These are a couple of good resources that I googled. Also do a search here on Liquid Soap....


----------



## ZandarKoad (Mar 1, 2013)

Wow, that sounds pretty nasty.  I just did a small test, I just made one gallon.  (...  Yeah, that's small for me.)

It seemed to dissolve perfectly well, but we'll see what the consistency is like after it cools overnight.  I'm not really going for a LIQUID, I would like the final product to have a lot of viscosity.  More like a gel.  I'll let you know how it turns out.

Now I'm off to buy a pallet of EVOO from costo.  I just made a 17 pound batch of our naked soap.  Gotta make a 17 pound patch of purple and green next.  My wife wants to package four different color samples together as gifts.  The fourth color will be black.


----------



## tryanything (Mar 1, 2013)

Just FYI, it's called liquid soap, but you can actually make it as thick as you want.  There are lots of different methods to thicken up your soap base from just diluting with less water, using salt, or using other additives (can't remember them off the top of my head right now).


----------



## ZandarKoad (Mar 2, 2013)

Hrm, it looks like I'll need some of those methods for thickening.  My soap is like water, even after re-heating and adding more soap.  I WISH it were like snot...  At least then I'd know what to do.


----------



## melstan775 (Mar 2, 2013)

If it gets gooey, can just a tablespoon in a lot of water make it thin enough?


----------



## ZandarKoad (Mar 2, 2013)

I read elsewhere that salt will thicken it up.  I added 1/3rd cup to my 1 gallon of liquid soap.  It didn't dissolve AT ALL, for like 20 minutes.  It just clumped together at the bottom.  So I heated it up again, and it all dissolved perfectly...  now to let it cool overnight, and see what happens.


----------



## paillo (Mar 3, 2013)

Lindy said:


> First - as Shawnee told you - this does not work very well.  It truly is goo.  To find out just how bad it is put some shavings of your soap into a glass of water and let it sit a couple of days.  It is nasty.
> 
> Why not make liquid soap?  It really isn't that hard and then you get *real* liqiud soap which is a pleasure to use.  It is simply making soap using the hot process method and using Potassium Hydroxide instead of Sodium Hydroxide.
> 
> ...



Yup, it will turn into snotty goo, learned that the hard way and will not try it again!


----------



## ZandarKoad (Mar 3, 2013)

Nope.  No snotty goo here.  I ended up using 16 dry ounces of CP soap in one gallon of water.  I also added 1/3rd cup of salt, and waited overnight.  The soap was still very very liquidy.  I used a stick blender to mix it, and it all turned white / opaque.  Another few hours, and a very thick foam formed on the top (about 2-3 inches of dense foam).  The soap underneath it was still thin, but a little thicker...

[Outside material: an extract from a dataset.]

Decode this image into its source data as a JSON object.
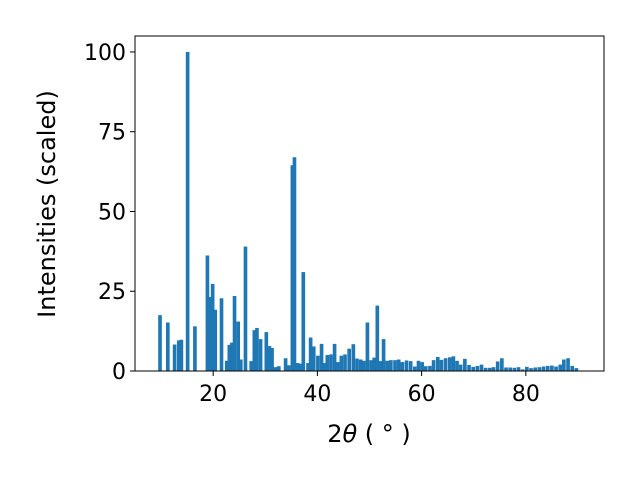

Now I've got tons of foam, and still runny soap.  I don't know what else to try.  I may have to abandon the concept, and go with Potassium Hydroxide.


----------



## ZandarKoad (Mar 3, 2013)

Alrighty, so I tried heating up the soap to remove the bubbles.  FAIL!

Now I've got 2 to 3 times as many bubbles as before heating.  Next huge embarrassing failure:  Chill it in the refrigerator!


----------



## melstan775 (Mar 4, 2013)

What about adding salt or some kind of emolliant for a thickening agent?


----------



## ZandarKoad (Mar 4, 2013)

I did add salt.

My wife tells me that she thinks it's think enough...  I think it's still to runny.  But we took it off the stove, and all the bubbles went away (without having to put it in the refrigerator).  I believe I'll just purchase all foaming pump heads and be done with it.


----------



## ZandarKoad (Mar 4, 2013)

Well, I used my batch of CP turned liquid soap tonight on my four oldest boys.  Their skin didn't fall off, so I'm thinking it's OK!  It's not as runny as it seemed in the pot.  I'll purchase a regular pump and a foaming pump and see which I like better.  I just LOVE the smell of that all natural bar.

As for the preservatives, after further reading, I think it will be just fine with the added salt.


----------



## melstan775 (Mar 4, 2013)

Keep us updated and let us know how it works out!


----------



## ZandarKoad (Mar 23, 2013)

After a few days it turned to SNOT.  You were all right.  

It still works, but it's got that nasty consistency.


----------



## Lindy (Mar 23, 2013)

LOL - the best way to know is to actually see it.  For those of you wondering but not wanting to do it, leave one of your unwashed soap pots in the sink with water in it for a couple of days....


----------